Si on prend les thèses générales que défend Butler en ce qui concerne le postmodernisme cela ne suffit pas à en faire un programme philosophique prometteur, il faut donc plonger davantage dans le texte et voir comment elle se réapproprie plus particulièrement la théorie foucaldienne des normes et du pouvoir, avec ce qui reste de pertinent (mais pas pour autant spécifique) dans le postmoderne à savoir l’horizon anti-essentialiste et l’étude du langage.

Le rejet de l’universalité s’est traduit par l’affirmation de la théorie du point de vue selon laquelle il importe de toujours situer les discours et les savoirs dans leurs contextes. Cela ne veut pas dire qu’il faille abandonner la prétention à la vérité de discours émancipateurs mais que ceux-ci doivent rendre compte des conditions qui les rendent possibles, et la théorie butlerienne sur la dimension constructive du langage doit permettre de nous éclairer sur ce point.
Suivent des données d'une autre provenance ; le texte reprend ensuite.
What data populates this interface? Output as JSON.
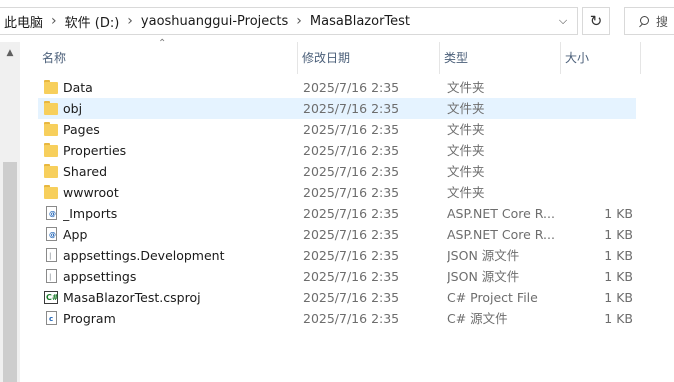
{
  "address": {
    "crumbs": [
      "此电脑",
      "软件 (D:)",
      "yaoshuanggui-Projects",
      "MasaBlazorTest"
    ],
    "separator": "›",
    "dropdown": "⌵"
  },
  "refresh_glyph": "↻",
  "search": {
    "placeholder": "搜"
  },
  "columns": {
    "name": "名称",
    "date": "修改日期",
    "type": "类型",
    "size": "大小"
  },
  "rows": [
    {
      "name": "Data",
      "date": "2025/7/16 2:35",
      "type": "文件夹",
      "size": "",
      "icon": "folder-icon"
    },
    {
      "name": "obj",
      "date": "2025/7/16 2:35",
      "type": "文件夹",
      "size": "",
      "icon": "folder-icon",
      "selected": true
    },
    {
      "name": "Pages",
      "date": "2025/7/16 2:35",
      "type": "文件夹",
      "size": "",
      "icon": "folder-icon"
    },
    {
      "name": "Properties",
      "date": "2025/7/16 2:35",
      "type": "文件夹",
      "size": "",
      "icon": "folder-icon"
    },
    {
      "name": "Shared",
      "date": "2025/7/16 2:35",
      "type": "文件夹",
      "size": "",
      "icon": "folder-icon"
    },
    {
      "name": "wwwroot",
      "date": "2025/7/16 2:35",
      "type": "文件夹",
      "size": "",
      "icon": "folder-icon"
    },
    {
      "name": "_Imports",
      "date": "2025/7/16 2:35",
      "type": "ASP.NET Core R...",
      "size": "1 KB",
      "icon": "razor-file-icon"
    },
    {
      "name": "App",
      "date": "2025/7/16 2:35",
      "type": "ASP.NET Core R...",
      "size": "1 KB",
      "icon": "razor-file-icon"
    },
    {
      "name": "appsettings.Development",
      "date": "2025/7/16 2:35",
      "type": "JSON 源文件",
      "size": "1 KB",
      "icon": "json-file-icon"
    },
    {
      "name": "appsettings",
      "date": "2025/7/16 2:35",
      "type": "JSON 源文件",
      "size": "1 KB",
      "icon": "json-file-icon"
    },
    {
      "name": "MasaBlazorTest.csproj",
      "date": "2025/7/16 2:35",
      "type": "C# Project File",
      "size": "1 KB",
      "icon": "csproj-file-icon"
    },
    {
      "name": "Program",
      "date": "2025/7/16 2:35",
      "type": "C# 源文件",
      "size": "1 KB",
      "icon": "csharp-file-icon"
    }
  ]
}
1Judith Butler, Trouble dans le genre, La Découverte, 2005 (1990) p.29

2Le postmodernisme a aussi défini un courant artistique, j’utilise l’un comme l’autre en fonction de la critique qui est portée (sur l’idée de structure ou sur l’idée de modernité).

3Une théorie androcentriste est une théorie qui prend comme norme de l’humain un individu masculin et considère que les attributs et capacités ou conditions humaines sont toutes identiques à l’expérience de l’homme comme Homme. Voir Mathieu (1991 : 132)

4Theodor. W. Adorno & Max Horkheimer, La dialectique de la Raison, Gallimard, 1974 (1944)

5 p 116 op.cit.

6« Dans le raisonnement fondationnaliste typique de la politique identitaire, il faut qu’une identité préexiste aux intérêts et à l’action politiques. » (Butler 1990 : 267)

7« Cette idée de différence, d’écart, est au fondement de la notion même d’espace, ensemble de positions distinctes et coexistantes, extérieures les unes aux autres, définies les unes par rapport aux autres, par leur extériorité mutuelle et par des relations d’ordre, comme au-dessus, au-dessous et entre… » Pierre Bourdieu, Raisons pratiques, Seuil, 1994, p.20

8Pour Mead, selon Delphy (2001) la division sexuée du travail serait naturelle.

9Christine Delphy, L’ennemi principal, 2. / Penser le genre, Syllepse, 2009 p.132

10p.115 op. cit

11p.117, 120 op. cit

12lmsi.net

13ici j’utilise indifféremment langage pour l’idée de « symbolique » qui est plus large et qui serait intéressant de questionner en tant que tel.